Bailey stops short of saying that lesbianism is a myth (although he has notoriously declared that true male bisexuality doesn’t exist and dismissed many transgender people as peculiar sexual fetishists, drawing lasting enmity from gay and trans groups). But it may be less hard-wired. And it appears to have separate triggers and correlates that haven’t been identified yet. In studies of twins, there is a lower correlation of sexual orientation between female siblings than male siblings, for instance. “We’re at a place,” agrees Diamond, “where everyone agrees that whatever is going on is quite distinct between the sexes.”
I suppose the main upside to this kind of work, besides any impact it might have on securing gay rights, is the comfort of self-knowledge. The secrets lurking in the hypothalamus (and the ring finger and the hair whorl) aren’t just about who we desire but about a more fundamental organization of our personalities, individually and collectively. Still, some have dismissed all this field-guide work as wrongheaded. Gaydar can no more be proved than a sixth sense, they say. What’s being classified as fundamentally gay is nothing more than cultural signals that vary so much from one part of the world to another that they’re worthless as clues to anything. It is surely true that gaydar has its blind spots. When I traveled through Nigeria a few years ago, I was unable after nearly a month to say with any conviction that I had encountered any gay people along my way. No knowing eye contact, no species recognition. (Then again, it’s not as if I was able to measure index-to-ring finger ratios.)
Where were they all? In Lagos, the morning newspaper offered an answer. According to a tiny news squib, a court had just convicted a young man of sodomy and sentenced him to death by stoning. Two other death sentences were handed down to gay people in the few days before I boarded my airplane. I paid a visit to one of the top human-rights agencies in the country and asked why they weren’t protesting these cases. The director looked at me dumbstruck. “Because sodomy,” he said as if speaking to a child, “is illegal.” To survive, they were hiding, even from me—they had edited down their gendermaps to the barest minimum and disappeared.

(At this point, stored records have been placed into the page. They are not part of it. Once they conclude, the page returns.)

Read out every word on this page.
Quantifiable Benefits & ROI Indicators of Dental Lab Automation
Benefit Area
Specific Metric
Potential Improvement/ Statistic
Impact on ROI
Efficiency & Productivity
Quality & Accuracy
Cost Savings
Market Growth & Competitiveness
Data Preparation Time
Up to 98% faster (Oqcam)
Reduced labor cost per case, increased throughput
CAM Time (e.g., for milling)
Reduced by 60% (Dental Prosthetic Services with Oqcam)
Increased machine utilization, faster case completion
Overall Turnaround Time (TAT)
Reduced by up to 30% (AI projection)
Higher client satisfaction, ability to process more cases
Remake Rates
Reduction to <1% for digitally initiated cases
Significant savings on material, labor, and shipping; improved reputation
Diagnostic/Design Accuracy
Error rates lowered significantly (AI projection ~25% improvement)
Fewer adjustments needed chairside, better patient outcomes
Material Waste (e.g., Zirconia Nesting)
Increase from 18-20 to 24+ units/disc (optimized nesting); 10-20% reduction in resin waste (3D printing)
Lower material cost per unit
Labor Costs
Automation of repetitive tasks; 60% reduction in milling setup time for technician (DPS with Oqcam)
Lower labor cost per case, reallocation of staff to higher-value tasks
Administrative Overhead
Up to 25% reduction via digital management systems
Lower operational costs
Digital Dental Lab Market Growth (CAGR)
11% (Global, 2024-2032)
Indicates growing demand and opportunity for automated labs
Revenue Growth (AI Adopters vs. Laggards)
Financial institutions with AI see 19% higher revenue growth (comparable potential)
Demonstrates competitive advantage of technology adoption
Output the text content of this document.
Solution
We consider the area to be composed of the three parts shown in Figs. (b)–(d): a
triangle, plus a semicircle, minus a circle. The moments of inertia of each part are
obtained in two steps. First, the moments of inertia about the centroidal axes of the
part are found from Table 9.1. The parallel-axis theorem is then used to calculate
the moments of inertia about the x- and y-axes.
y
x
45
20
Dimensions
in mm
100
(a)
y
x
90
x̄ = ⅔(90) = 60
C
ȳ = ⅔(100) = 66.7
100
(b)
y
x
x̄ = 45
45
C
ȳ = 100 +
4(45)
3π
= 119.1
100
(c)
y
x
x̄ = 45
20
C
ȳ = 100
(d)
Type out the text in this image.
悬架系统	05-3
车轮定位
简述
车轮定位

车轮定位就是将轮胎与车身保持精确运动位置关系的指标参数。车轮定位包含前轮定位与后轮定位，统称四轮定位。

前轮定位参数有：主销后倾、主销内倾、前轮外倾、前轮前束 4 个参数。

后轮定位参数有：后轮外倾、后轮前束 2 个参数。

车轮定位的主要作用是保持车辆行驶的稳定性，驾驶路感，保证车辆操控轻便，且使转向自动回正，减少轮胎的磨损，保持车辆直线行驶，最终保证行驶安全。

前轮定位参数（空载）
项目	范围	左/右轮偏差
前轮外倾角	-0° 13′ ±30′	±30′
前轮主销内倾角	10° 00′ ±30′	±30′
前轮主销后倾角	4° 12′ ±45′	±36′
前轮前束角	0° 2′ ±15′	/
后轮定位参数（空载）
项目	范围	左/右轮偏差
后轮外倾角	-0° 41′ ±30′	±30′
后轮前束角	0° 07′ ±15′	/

Still, Dr. Lippa, the hair-whorl researcher, is publishing a paper in the Archives of Sexual Behavior later this year that seems to prove the existence of gay-typical behavior across the globe. Lippa is looking at a 2005 BBC Internet survey, part of a BBC documentary project called Secrets of the Sexes, which included more than 200,000 respondents in 53 countries answering questions about everything from their occupational interests to their sexual histories and personalities. Lippa, a tall and slender man who came out to his parents in his thirties, analyzed the data first along gender lines, then compared straight people to gay people. What he found, he says, is a cross-cultural confirmation of what amount to stereotypes.